The biggest issue is who determines whether a game involves wagering on the outcome or not. That is the question that numerous high courts and the Supreme Court are grappling with as they try to determine whether a game is a game of skill and thus allowed, or a game of chance and not allowed. 

When asked, Chandrasekhar said, “Nobody is going into the underlying question of whether it is a game of skill or game of chance. Nothing that permits you to wager on the outcome of a game shall be permitted. And it is the SRO that will determine whether it involves wagering or not.”

However, such an assessment arguably has to answer as to whether or not it is a game of skill or a game of chance. If industry-led self-regulatory bodies make that assessment driven by financial motives, they are likely to take an expansive view on the issue and permit as many games as possible as non-wager based games. 

In their submissions in different courts across the country, industry bodies like the All India Gaming Federation have sought to evolve a certain framework to judge what is a game of skill and what is a game of chance. But there’s no consensus between different gaming bodies.

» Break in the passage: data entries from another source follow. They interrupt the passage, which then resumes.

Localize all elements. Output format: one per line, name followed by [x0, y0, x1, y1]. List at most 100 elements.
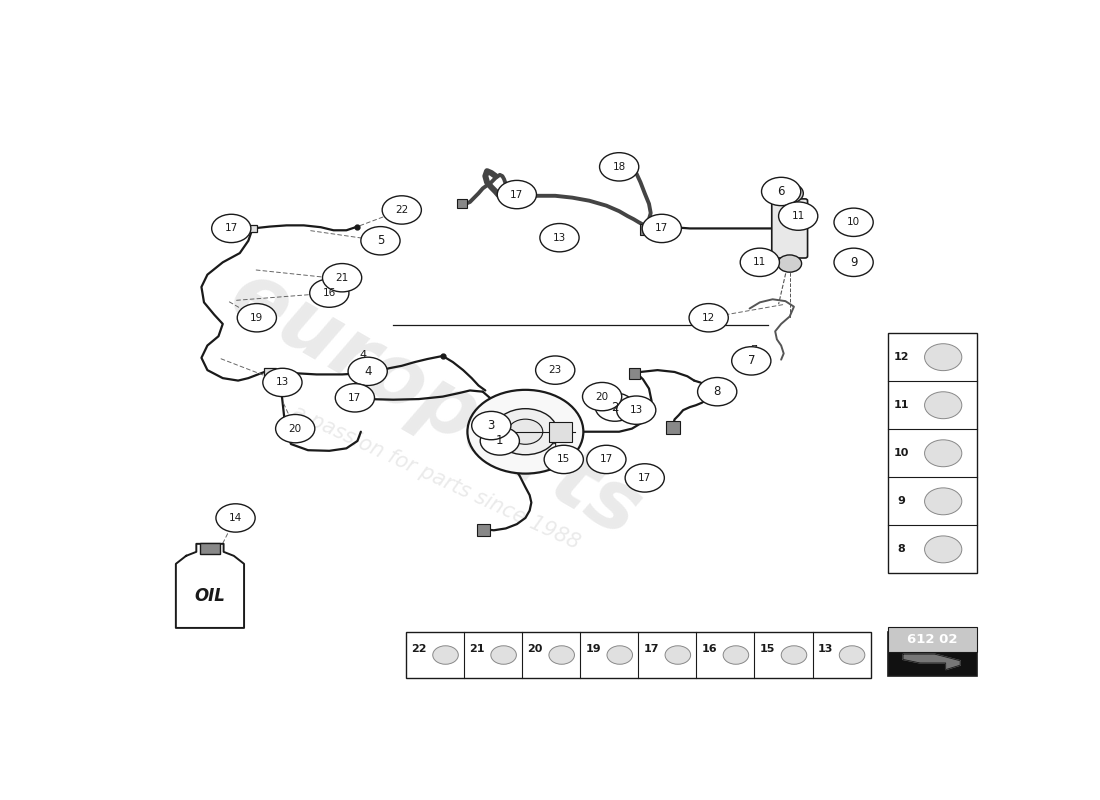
Circle shape: [494, 409, 558, 454]
Text: 612 02: 612 02: [908, 634, 958, 646]
Text: 9: 9: [850, 256, 857, 269]
Circle shape: [468, 390, 583, 474]
Circle shape: [925, 488, 961, 514]
Circle shape: [536, 356, 575, 384]
Text: 3: 3: [486, 411, 493, 422]
Circle shape: [348, 357, 387, 386]
Circle shape: [263, 368, 302, 397]
Text: 15: 15: [760, 645, 775, 654]
Circle shape: [834, 248, 873, 277]
Text: 17: 17: [600, 454, 613, 465]
Text: 11: 11: [754, 258, 767, 267]
Bar: [406, 632, 871, 678]
Circle shape: [336, 384, 374, 412]
Text: 11: 11: [792, 211, 805, 221]
Bar: [476, 524, 491, 537]
Circle shape: [776, 183, 803, 203]
Circle shape: [491, 646, 516, 664]
Circle shape: [925, 440, 961, 466]
Circle shape: [600, 153, 639, 181]
Text: 20: 20: [527, 645, 542, 654]
Text: 15: 15: [557, 454, 571, 465]
Text: 7: 7: [750, 346, 758, 355]
Text: 12: 12: [893, 352, 909, 362]
Circle shape: [761, 178, 801, 206]
Text: 16: 16: [702, 645, 717, 654]
Text: 21: 21: [469, 645, 485, 654]
Circle shape: [508, 419, 542, 444]
Circle shape: [432, 646, 459, 664]
Text: 13: 13: [553, 233, 566, 242]
Circle shape: [276, 414, 315, 443]
Text: 23: 23: [549, 365, 562, 375]
Circle shape: [689, 303, 728, 332]
Circle shape: [779, 202, 817, 230]
Bar: [666, 422, 680, 434]
Circle shape: [211, 214, 251, 242]
Bar: [200, 542, 220, 554]
Bar: [888, 632, 977, 676]
Text: 2: 2: [614, 398, 622, 408]
Circle shape: [586, 446, 626, 474]
Circle shape: [925, 536, 961, 563]
Circle shape: [778, 255, 802, 272]
Text: 13: 13: [276, 378, 289, 387]
FancyBboxPatch shape: [772, 199, 807, 258]
Text: 17: 17: [224, 223, 238, 234]
Text: 8: 8: [714, 385, 720, 398]
Circle shape: [583, 382, 621, 410]
Bar: [245, 225, 257, 232]
Circle shape: [617, 396, 656, 424]
Text: 3: 3: [487, 419, 495, 432]
Text: 18: 18: [613, 162, 626, 172]
Polygon shape: [176, 544, 244, 628]
Text: 17: 17: [644, 645, 659, 654]
Text: 22: 22: [395, 205, 408, 215]
Circle shape: [595, 393, 635, 422]
Circle shape: [497, 180, 537, 209]
Text: 1: 1: [552, 443, 559, 454]
Text: europarts: europarts: [216, 254, 656, 554]
Text: 12: 12: [702, 313, 715, 322]
Bar: [888, 333, 977, 574]
Text: 5: 5: [386, 231, 394, 242]
Text: 18: 18: [615, 154, 629, 164]
Text: 5: 5: [377, 234, 384, 247]
Text: 1: 1: [496, 434, 504, 447]
Circle shape: [361, 226, 400, 255]
Text: a passion for parts since 1988: a passion for parts since 1988: [289, 402, 583, 554]
Circle shape: [540, 223, 579, 252]
Text: 8: 8: [898, 544, 905, 554]
Text: 20: 20: [288, 424, 301, 434]
Text: 14: 14: [229, 513, 242, 523]
Circle shape: [781, 646, 806, 664]
Circle shape: [481, 426, 519, 455]
Text: 17: 17: [656, 223, 669, 234]
Text: 16: 16: [322, 288, 335, 298]
Text: OIL: OIL: [195, 587, 226, 605]
Circle shape: [322, 263, 362, 292]
Text: 7: 7: [748, 354, 755, 367]
Text: 19: 19: [250, 313, 264, 322]
Text: 10: 10: [847, 218, 860, 227]
Text: 4: 4: [360, 350, 367, 360]
Text: 4: 4: [364, 365, 372, 378]
Text: 19: 19: [585, 645, 601, 654]
Circle shape: [549, 646, 574, 664]
Text: 17: 17: [510, 190, 524, 199]
Text: 13: 13: [629, 405, 642, 415]
Bar: [458, 199, 468, 208]
Circle shape: [732, 346, 771, 375]
Text: 9: 9: [898, 496, 905, 506]
Text: 6: 6: [778, 185, 785, 198]
Text: 11: 11: [893, 400, 909, 410]
Text: 13: 13: [817, 645, 833, 654]
Circle shape: [607, 646, 632, 664]
Text: 2: 2: [612, 401, 618, 414]
Text: 17: 17: [638, 473, 651, 483]
Circle shape: [740, 248, 780, 277]
Circle shape: [238, 303, 276, 332]
Bar: [628, 368, 640, 379]
Circle shape: [723, 646, 749, 664]
Circle shape: [310, 279, 349, 307]
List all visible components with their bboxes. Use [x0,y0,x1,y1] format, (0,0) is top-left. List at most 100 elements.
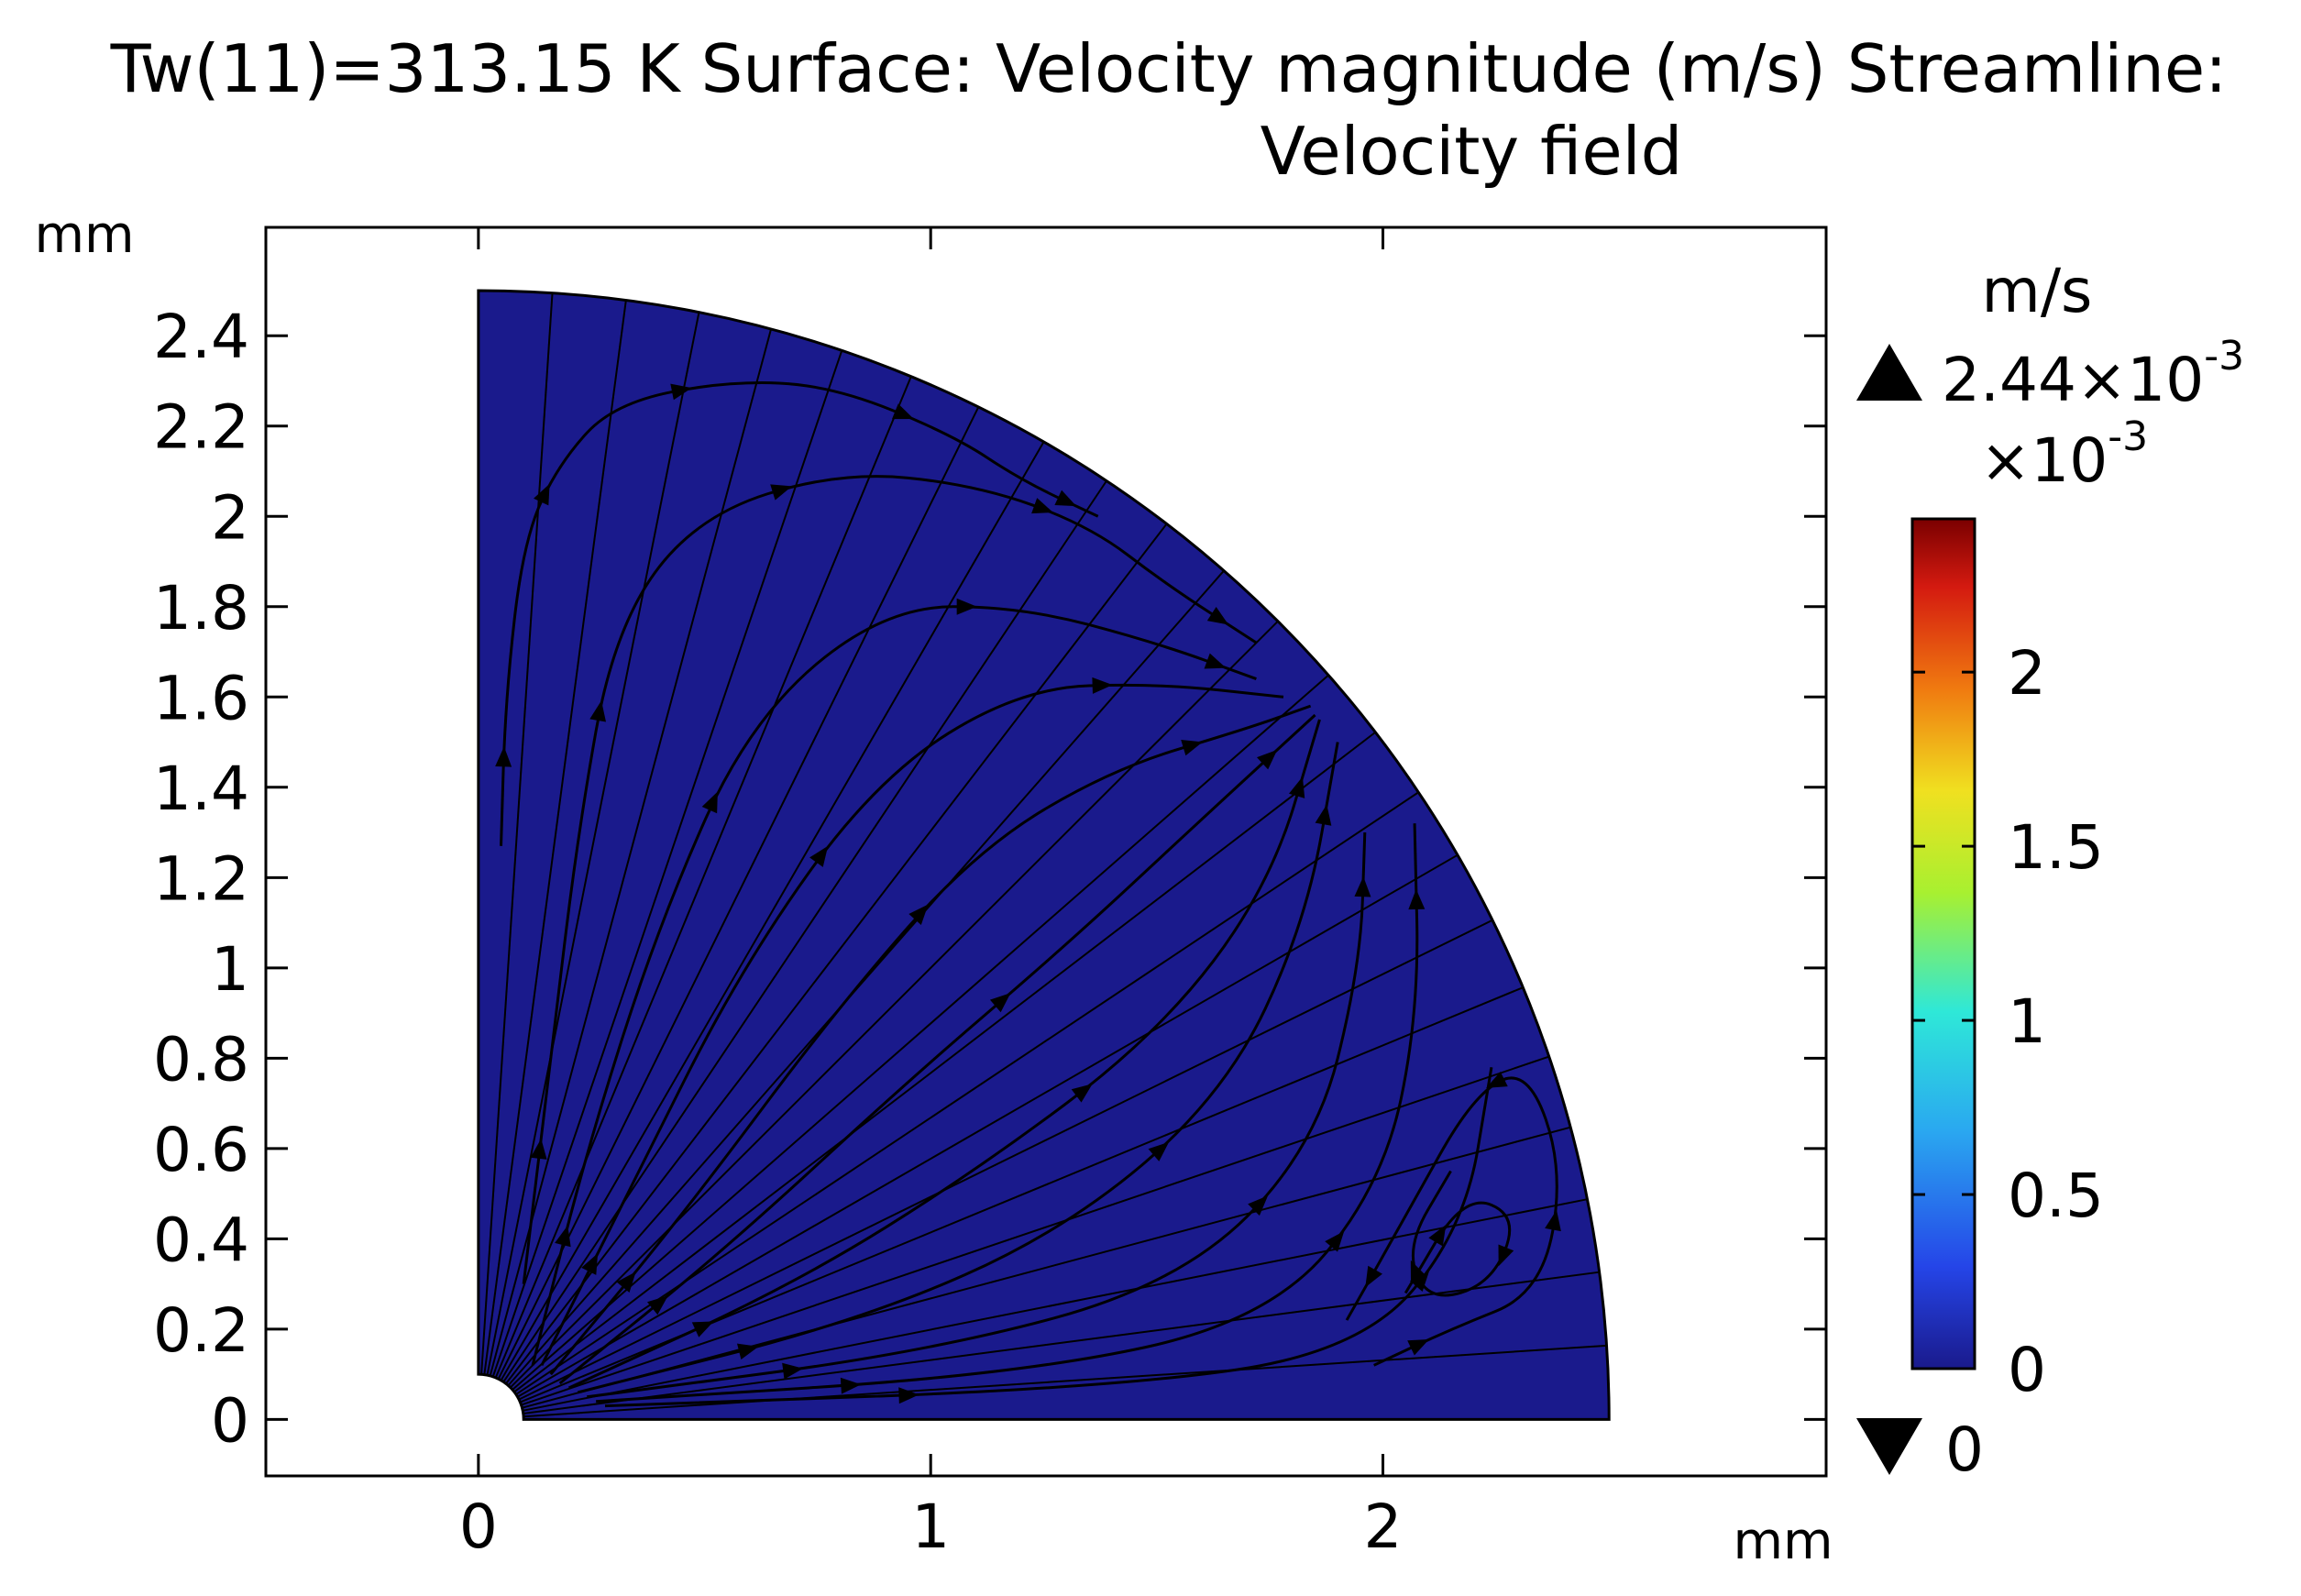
streamline [540,683,1284,1366]
radial-line [483,300,627,1375]
chart-title-line1: Tw(11)=313.15 K Surface: Velocity magnit… [110,30,2228,107]
colorbar-gradient [1910,517,1976,1370]
y-tick-label: 1.8 [153,573,249,644]
streamline [500,381,1099,846]
streamline-arrow [534,483,550,506]
streamline-arrow [1365,1265,1382,1288]
radial-line [486,312,700,1376]
y-tick-label: 2.2 [153,392,249,463]
streamline [587,832,1367,1399]
streamline-arrow [691,1321,714,1337]
streamline-arrow [555,1225,571,1248]
streamline-arrow [1204,653,1227,669]
streamlines [495,381,1561,1408]
x-tick-label: 1 [911,1491,950,1562]
streamline-arrow [1181,740,1203,756]
chart-title-line2: Velocity field [1261,113,1683,190]
colorbar-tick-label: 0 [2008,1335,2046,1405]
streamline-arrow [989,993,1011,1013]
radial-line [502,479,1107,1383]
streamline-arrow [1288,776,1305,798]
streamline-arrow [646,1295,668,1315]
streamline-arrow [1315,804,1332,826]
streamline-arrow [737,1343,759,1360]
streamline [558,713,1316,1385]
radial-line [513,731,1376,1393]
y-tick-label: 2.4 [153,302,249,372]
axes-frame [264,226,1828,1478]
radial-line [523,1198,1588,1412]
streamline-arrow [1031,498,1053,514]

Chandrasekhar said that as long as the basic principle – to not permit wagering – isn’t violated, it isn’t an issue. “The SRO will decide what is in the right,” he said.

For instance, fantasy sports is a fraught area. When asked how fantasy sports would be classified, Chandrasekhar said it remains to be seen. 

The other big question is whether states can make laws related to online gaming and gambling. While gambling is a state subject, everything related to the internet is a central subject. Sikkim, Goa and Daman allow physical gambling within their territories. Can states then allow online gambling within their territories?

No, said Chandrasekhar, until and unless the states can geofence that particular website or app to that particular territory. In India, geofencing on state lines is impossible and an issue repeatedly raised by gaming companies in response to multiple state ordinances banning online gambling.

“The states can do whatever they want vis-à-vis gambling. Our duty is to regulate the internet,” said Chandrasekhar. “We are not stepping into regulating physical gaming, gambling or betting. We are interested in growing the online gaming ecosystem.”

A question that was raised by the inter-ministerial task force too is whether gaming companies are publishers or intermediaries. Since they are responsible for the content they put out, why are they not treated as publishers? 

Chandrasekhar said publishers aren’t regulated by the IT ministry but intermediaries are. Hence, this call was taken.